Now that I have committed to finishing Hopkins before I knit anything else, I am looking ahead just a little bit to when, with the front and back finished, I will do the sleeves. The first time I made Siv (the pattern I am using for Hopkins) I was dissatisfied with the sleeves. In fact, though I wear Siv fairly often and like it well, I am still dissatisfied with the sleeves. Obviously, I will have to make some changes when I make the sleeves for Hopkins. With any luck, if I contemplate these changes while I knit the back, I will have made some decisions by the time I get to the sleeves.

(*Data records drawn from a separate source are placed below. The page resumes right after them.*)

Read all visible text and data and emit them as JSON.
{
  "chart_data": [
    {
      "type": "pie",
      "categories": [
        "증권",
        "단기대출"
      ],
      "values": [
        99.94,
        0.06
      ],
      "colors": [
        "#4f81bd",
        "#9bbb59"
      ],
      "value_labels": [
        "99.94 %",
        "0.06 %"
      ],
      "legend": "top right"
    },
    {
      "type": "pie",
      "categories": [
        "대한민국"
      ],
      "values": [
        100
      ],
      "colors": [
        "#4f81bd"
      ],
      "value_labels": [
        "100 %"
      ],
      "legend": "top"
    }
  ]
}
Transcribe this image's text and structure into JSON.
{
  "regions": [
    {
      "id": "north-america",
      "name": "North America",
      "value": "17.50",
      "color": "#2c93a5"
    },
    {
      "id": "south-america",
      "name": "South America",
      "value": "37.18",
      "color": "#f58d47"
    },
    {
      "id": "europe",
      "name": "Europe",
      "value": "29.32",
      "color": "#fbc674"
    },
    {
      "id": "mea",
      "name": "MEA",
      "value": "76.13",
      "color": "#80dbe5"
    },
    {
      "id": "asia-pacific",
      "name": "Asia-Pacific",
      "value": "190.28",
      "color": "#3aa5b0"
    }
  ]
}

Ah, sleeves. First we visit Sleeve Island, knitting long dull things that have to be turned often, with lots of purling and decreasing to slow down our reading. Then, like as not, we have multiple trips to the Frog Pond in order to make the blamed things fit the armscyes. Then we complain on our blogs that the sleeves are too long, too short, too big, too small, or in some other way not really what we had in mind.

A map of Knitter World would be a strange thing, wouldn’t it? I guess it would have to contain Australia in spite of the boycott, and New Zealand, Iceland, the Shetland Isles, Fair Isle, Jersey, Guernsey, Polperro, France, Italy, New England, Peru, Japan, New York City, and portions of Scandinavia. Then there would be Sleeve Island and myriad Frog Ponds. Blogs hither and yon. That would be about it.

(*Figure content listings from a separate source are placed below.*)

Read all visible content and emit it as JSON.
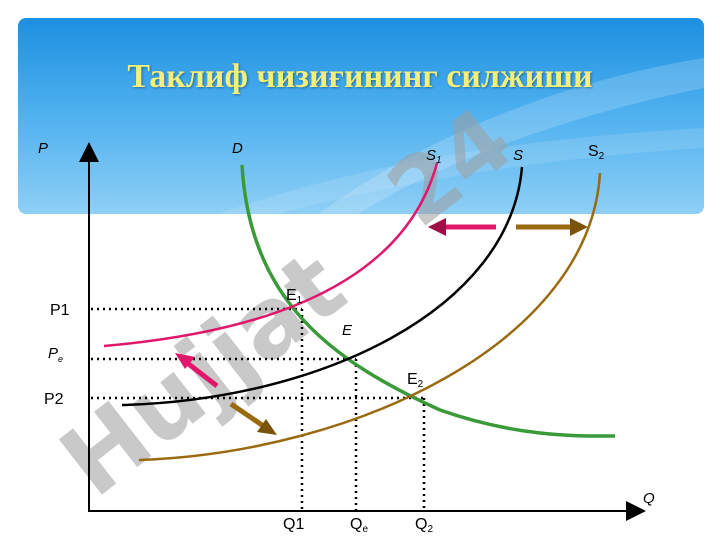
{
  "title": "Таклиф чизиғининг силжиши",
  "watermark": {
    "text": "Hujjat",
    "number": "24"
  },
  "axes": {
    "y_label": "P",
    "x_label": "Q"
  },
  "curves": {
    "demand": "D",
    "supply": "S",
    "supply_left": "S",
    "supply_left_sub": "1",
    "supply_right": "S",
    "supply_right_sub": "2"
  },
  "points": {
    "e1": "E",
    "e1_sub": "1",
    "e": "E",
    "e2": "E",
    "e2_sub": "2"
  },
  "price_labels": {
    "p1": "P1",
    "pe": "P",
    "pe_sub": "e",
    "p2": "P2"
  },
  "quantity_labels": {
    "q1": "Q1",
    "qe": "Q",
    "qe_sub": "e",
    "q2": "Q",
    "q2_sub": "2"
  },
  "colors": {
    "demand": "#3a9a3a",
    "supply": "#000000",
    "supply_left": "#e0176b",
    "supply_right": "#9a6a10",
    "title": "#f3ef7a",
    "banner": "#4aaeee"
  }
}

In an effort to stay out of the Frog Pond and enjoy my stay on Sleeve Island, I decided to read Knitty’s article on how to make sleeves fit. I read it when it first came out, sort of, except that I found that my eyes sort of slid off the page. There has since been a second installment. With this one, also, my eyes were inclined to slide.

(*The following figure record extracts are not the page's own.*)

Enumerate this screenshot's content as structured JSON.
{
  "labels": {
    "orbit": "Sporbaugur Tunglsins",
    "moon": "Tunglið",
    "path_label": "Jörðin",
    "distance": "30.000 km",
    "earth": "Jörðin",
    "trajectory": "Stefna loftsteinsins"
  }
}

This happens to me when there are lots of numbers and variables on a page. I read and review the new books for the store where I work (you’re jealous, aren’t you?) and I find that I have this problem with new algebra books. I end up saying things like how useful this book will be for those who need help with their rational numbers and equations, and that the word problems are unusually witty. I think I have even described the covers.

That Man doesn’t quite believe this. He was doing a mailing and had included an entire paragraph full of phrases like “…normally sells for $2.99 a roll, or $365.83 per case, but between March 15 and April 23, we will be able to offer them to you for $321.14 per case, with …” I pointed out that readers would have to hold the numbers in their minds while moving their eyes back to the beginning of the next line, and would doubtless find that their eyes simply slid off the page onto something more interesting. I pointed out that our average customer is not clear on the actual length of a yard of paper, and has to think several times before being able to say with certainty whether it was three feet or three yards that were wanted. The Empress hoped that those people were not the ones doing the purchasing for the districts, but she and That Man still went ahead and came up with a nice graph.

This was wise of them. I have nothing against math. I enjoy a good statistical analysis as much as the next woman. I have some favorite math books, and even own several excellent books about mathematics. (Let me know if you want a list. I am restraining myself here.) Nonetheless, I would recommend that, if you want to read those good articles about sleeves in Knitty, you arm yourself with a pencil and some graph paper. Then, when faced with “Subtract the body width from the wrist-to-wrist measurement. Divide the answer by two. That’s your sleeve plus cuff length. Subtract the cuff depth to get the main sleeve length,” you can draw the thing out to make it clearer.

You may not be like me, or our hapless paper-buyers. You may be like That Man and The Empress (an accountant and an economist by training). In that case, skip the paper and pencil and go immerse yourself in those Knitty articles, soaking up the measurements and enjoying a good mental workout. Also check out the references. I am fortunate enough to own one of the out-of-print books in the bibliography, Ida Riley Duncan’s Knit to Fit. It contains formulae for calculating your sleeve perfectly. However, you will end up with a 1963 sleeve. Styles have changed since then, and our idea of a perfectly-fitting sleeve may also have done so.

In any case, these ruminations on sleeves will occupy me sufficiently while I clean, cook, and restock. Enjoy your weekend.